Project for extracting content from pdfs/ images. It uses Optical Character Recognition for extracting information from PDFs. Its difficult to extract details from digital invoices or scanned copies for invoices using python libraries like PDFMiner. Libraries that I used for developing this solution were pdf2image (for converting PDF to images), OpenCV (for Image pre-processing) and finally PyTesseract for OCR along with Python.
This projects converts PDFs to page images using pdf2image (for converting PDF to images), later processing the Images using OpenCV and then finally using Tesseract OCR version >4 (using PyTesseract for OCR ) for retrieving details from the PDF images.

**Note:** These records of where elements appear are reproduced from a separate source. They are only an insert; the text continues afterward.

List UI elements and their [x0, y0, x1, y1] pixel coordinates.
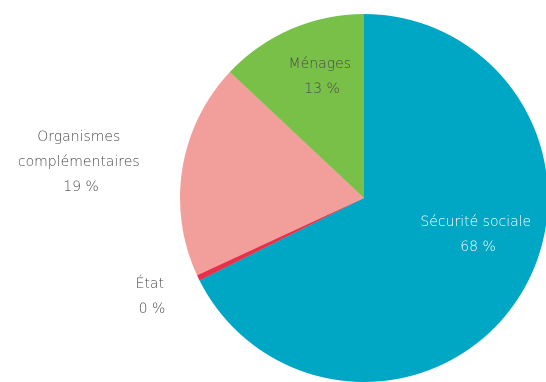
pie-slice-etat [197, 198, 364, 281]
slice-label-securite-sociale: Sécurité sociale 68 % [420, 214, 535, 255]
slice-value-etat: 0 % [139, 301, 166, 317]
pie-slice-organismes-complementaires [180, 72, 364, 276]
pie-slices [180, 14, 546, 382]
slice-label-organismes: Organismes complémentaires 19 % [18, 129, 144, 195]
slice-label-organismes-line2: complémentaires [18, 154, 140, 170]
slice-value-organismes: 19 % [63, 179, 99, 195]
slice-label-menages-name: Ménages [289, 56, 351, 72]
slice-label-organismes-line1: Organismes [37, 129, 120, 145]
slice-label-securite-sociale-name: Sécurité sociale [420, 214, 531, 230]
pie-slice-securite-sociale [199, 14, 546, 382]
slice-label-menages: Ménages 13 % [289, 56, 356, 97]
pie-slice-menages [229, 14, 364, 198]
slice-label-etat-name: État [136, 275, 164, 292]
slice-label-etat: État 0 % [136, 275, 169, 317]
slice-value-securite-sociale: 68 % [460, 239, 496, 255]
slice-value-menages: 13 % [304, 81, 340, 97]
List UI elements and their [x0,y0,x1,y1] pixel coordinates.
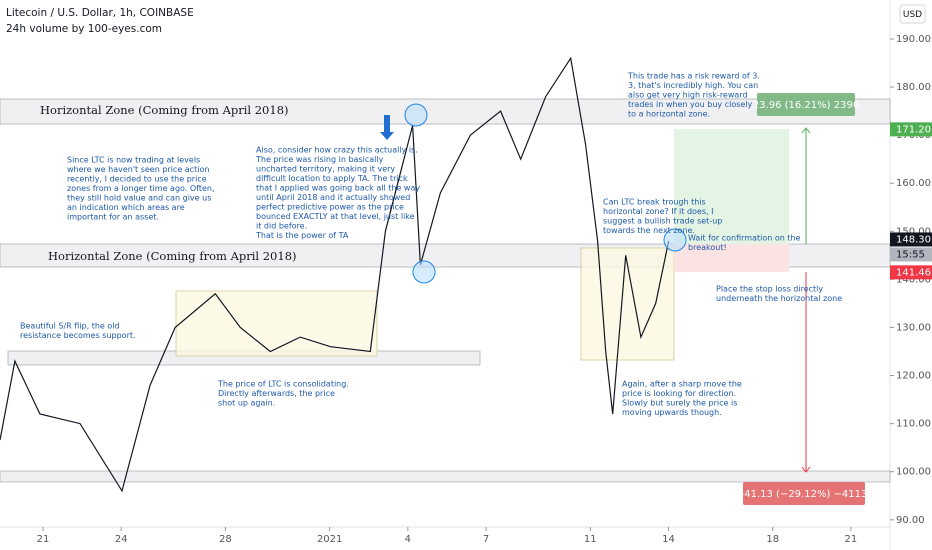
price-tag [890,122,932,137]
y-tick-label: 110.00 [896,419,931,430]
annotation: 3, that's incredibly high. You can [628,81,758,90]
y-tick-label: 130.00 [896,322,931,333]
annotation: That is the power of TA [255,231,349,240]
y-tick-label: 190.00 [896,34,931,45]
target-label: 23.96 (16.21%) 2396 [753,100,859,111]
annotation: where we haven't seen price action [67,165,209,174]
target-box [757,93,855,116]
y-tick-label: 90.00 [896,515,925,526]
currency[interactable]: USD [903,10,922,20]
chart-subtitle: 24h volume by 100-eyes.com [6,23,162,35]
annotation: difficult location to apply TA. The tric… [256,174,408,183]
highlight-circle [663,228,687,252]
zone [0,470,891,483]
annotation: Also, consider how crazy this actually i… [256,146,418,155]
stop-area [674,244,789,272]
annotation: uncharted territory, making it very [256,165,395,174]
x-tick-label: 7 [483,534,489,545]
annotation: horizontal zone? If it does, I [603,207,713,216]
stop-box [743,482,865,505]
annotation: towards the next zone. [603,226,695,235]
price-line [0,56,670,493]
target-area [674,129,789,244]
x-tick-label: 28 [219,534,232,545]
annotation: breakout! [688,243,727,252]
annotation: Can LTC break trough this [603,198,706,207]
annotation: Again, after a sharp move the [622,380,742,389]
x-tick-label: 18 [766,534,779,545]
price-tag-label: 171.20 [896,124,931,135]
annotation: Wait for confirmation on the [688,234,801,243]
annotation: price is looking for direction. [622,389,736,398]
range-box [175,290,378,357]
annotation: Beautiful S/R flip, the old [20,322,120,331]
highlight-circle [412,260,436,284]
annotation: zones from a longer time ago. Often, [67,184,215,193]
zone-label: Horizontal Zone (Coming from April 2018) [40,103,289,117]
y-tick-label: 100.00 [896,467,931,478]
x-tick-label: 11 [584,534,597,545]
down-arrow [380,115,394,140]
annotation: it did before. [256,222,307,231]
annotation: The price was rising in basically [255,155,384,164]
annotation: resistance becomes support. [20,331,136,340]
zone [0,98,891,125]
price-tag-label: 141.46 [896,267,931,278]
annotation: This trade has a risk reward of 3. [627,72,760,81]
annotation: Place the stop loss directly [716,285,823,294]
annotation: that I applied was going back all the wa… [256,184,420,193]
x-tick-label: 14 [662,534,675,545]
price-tag [890,232,932,247]
annotation: The price of LTC is consolidating. [217,380,349,389]
annotation: Since LTC is now trading at levels [67,156,200,165]
currency-button[interactable] [899,4,926,24]
annotation: underneath the horizontal zone [716,294,842,303]
x-tick-label: 21 [37,534,50,545]
annotation: Slowly but surely the price is [622,399,737,408]
annotation: also get very high risk-reward [628,91,748,100]
annotation: they still hold value and can give us [67,194,211,203]
annotation: recently, I decided to use the price [67,175,207,184]
annotation: bounced EXACTLY at that level, just like [256,212,415,221]
x-tick-label: 2021 [317,534,342,545]
annotation: shot up again. [218,399,275,408]
stop-label: -41.13 (−29.12%) −4113 [741,489,868,500]
countdown-tag [890,247,932,262]
zone-label: Horizontal Zone (Coming from April 2018) [48,249,297,263]
annotation: moving upwards though. [622,408,722,417]
y-tick-label: 120.00 [896,371,931,382]
price-tag-label: 148.30 [896,234,931,245]
x-tick-label: 21 [845,534,858,545]
annotation: an indication which areas are [67,203,185,212]
annotation: important for an asset. [67,213,159,222]
annotation: Directly afterwards, the price [218,389,335,398]
y-tick-label: 180.00 [896,82,931,93]
countdown: 15:55 [896,249,925,260]
y-tick-label: 150.00 [896,226,931,237]
arrow-head [801,127,811,134]
x-tick-label: 24 [115,534,128,545]
x-tick-label: 4 [405,534,411,545]
annotation: trades in when you buy closely [628,100,753,109]
chart-title: Litecoin / U.S. Dollar, 1h, COINBASE [6,7,194,19]
annotation: to a horizontal zone. [628,110,710,119]
y-tick-label: 140.00 [896,274,931,285]
y-tick-label: 160.00 [896,178,931,189]
price-tag [890,265,932,280]
highlight-circle [404,103,428,127]
annotation: until April 2018 and it actually showed [256,193,410,202]
arrow-head [801,466,811,473]
annotation: suggest a bullish trade set-up [603,217,722,226]
annotation: perfect predictive power as the price [256,203,404,212]
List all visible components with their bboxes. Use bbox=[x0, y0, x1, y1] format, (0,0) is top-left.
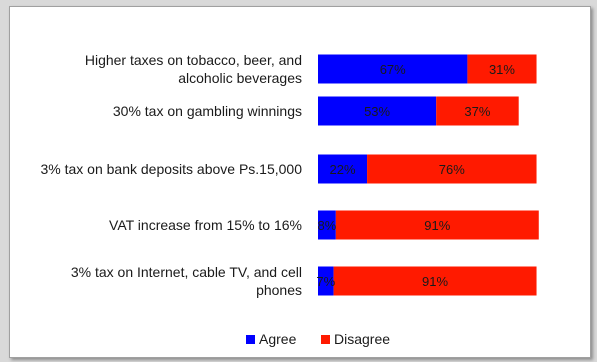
disagree-bar bbox=[333, 266, 537, 296]
category-label-line: 30% tax on gambling winnings bbox=[113, 103, 302, 119]
category-label-line: 3% tax on bank deposits above Ps.15,000 bbox=[40, 161, 302, 177]
disagree-bar bbox=[436, 96, 519, 126]
legend: Agree Disagree bbox=[246, 331, 390, 347]
category-label: 30% tax on gambling winnings bbox=[113, 103, 302, 119]
bar-value-label: 91% bbox=[422, 274, 448, 289]
bars bbox=[318, 54, 539, 296]
stacked-bar-chart: Higher taxes on tobacco, beer, and alcoho… bbox=[40, 52, 539, 347]
legend-label-disagree: Disagree bbox=[334, 331, 390, 347]
category-label-line: phones bbox=[256, 282, 302, 298]
bar-labels: 67% 31% 53% 37% 22% 76% 8% 91% 7% 91% bbox=[316, 62, 515, 289]
disagree-bar bbox=[335, 210, 539, 240]
category-label: Higher taxes on tobacco, beer, and alcoho… bbox=[85, 52, 302, 86]
bar-value-label: 22% bbox=[330, 162, 356, 177]
bar-value-label: 7% bbox=[316, 274, 335, 289]
agree-bar bbox=[318, 210, 336, 240]
bar-value-label: 91% bbox=[424, 218, 450, 233]
category-label-line: 3% tax on Internet, cable TV, and cell bbox=[71, 264, 302, 280]
agree-bar bbox=[318, 54, 468, 84]
category-label-line: alcoholic beverages bbox=[178, 70, 302, 86]
category-label-line: VAT increase from 15% to 16% bbox=[109, 217, 302, 233]
category-label: 3% tax on bank deposits above Ps.15,000 bbox=[40, 161, 302, 177]
disagree-bar bbox=[367, 154, 537, 184]
bar-value-label: 37% bbox=[464, 104, 490, 119]
disagree-bar bbox=[467, 54, 537, 84]
legend-swatch-disagree bbox=[321, 335, 330, 344]
legend-swatch-agree bbox=[246, 335, 255, 344]
category-label-line: Higher taxes on tobacco, beer, and bbox=[85, 52, 302, 68]
agree-bar bbox=[318, 96, 437, 126]
bar-value-label: 53% bbox=[364, 104, 390, 119]
agree-bar bbox=[318, 154, 368, 184]
category-label: VAT increase from 15% to 16% bbox=[109, 217, 302, 233]
bar-value-label: 76% bbox=[439, 162, 465, 177]
legend-label-agree: Agree bbox=[259, 331, 297, 347]
category-labels: Higher taxes on tobacco, beer, and alcoho… bbox=[40, 52, 302, 298]
bar-value-label: 8% bbox=[318, 218, 337, 233]
category-label: 3% tax on Internet, cable TV, and cell ph… bbox=[71, 264, 302, 298]
agree-bar bbox=[318, 266, 334, 296]
bar-value-label: 67% bbox=[380, 62, 406, 77]
chart-frame: Higher taxes on tobacco, beer, and alcoho… bbox=[9, 6, 591, 358]
bar-value-label: 31% bbox=[489, 62, 515, 77]
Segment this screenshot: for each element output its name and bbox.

Make sure you have docker installed
- Clone the repo
- cd to repository folder
run below command to build image, based on Dockerfile pulled from repo
$ docker image build -t ocr_pdf_model .
once image is build, then run following command to run container
$ docker run -d --name ocr_pdf_model_con ocr_pdf_model
access the container using below comment
$ docker exec -it ocr_pdf_model_con bash
once in the container, execute below steps to activate python environment and run script
$ source ../ocrevn/bin/activate. ## activates the env ocrevn
NOTE : python script, retrieves pdf files from s3bucket. Script takes s3bucket, s3prefix as arguments, requires awscli, its part of build, you need to provide respective aws key and secret with IAM permissions to access the bucket, to process the pdfs in s3.
command for configuring awscli credentials, then provide AWS KEY & SECRET
$ aws configure
once awscli is configured properly, you can execute the script as below
$ python pdfDataextract.py --s3bucket 'S3 bucket name' --s3prefix 'S3 prefix'
The script process the pdfs to images, based on number on pages in pdf document. Does preprocessing, text detection and dumps data for each pdf into extracted_data folder, generating a .txt file for each pdf document. In production env, extracted content should be pushed into NoSQL db or Elastic search for retriveing easily using an API.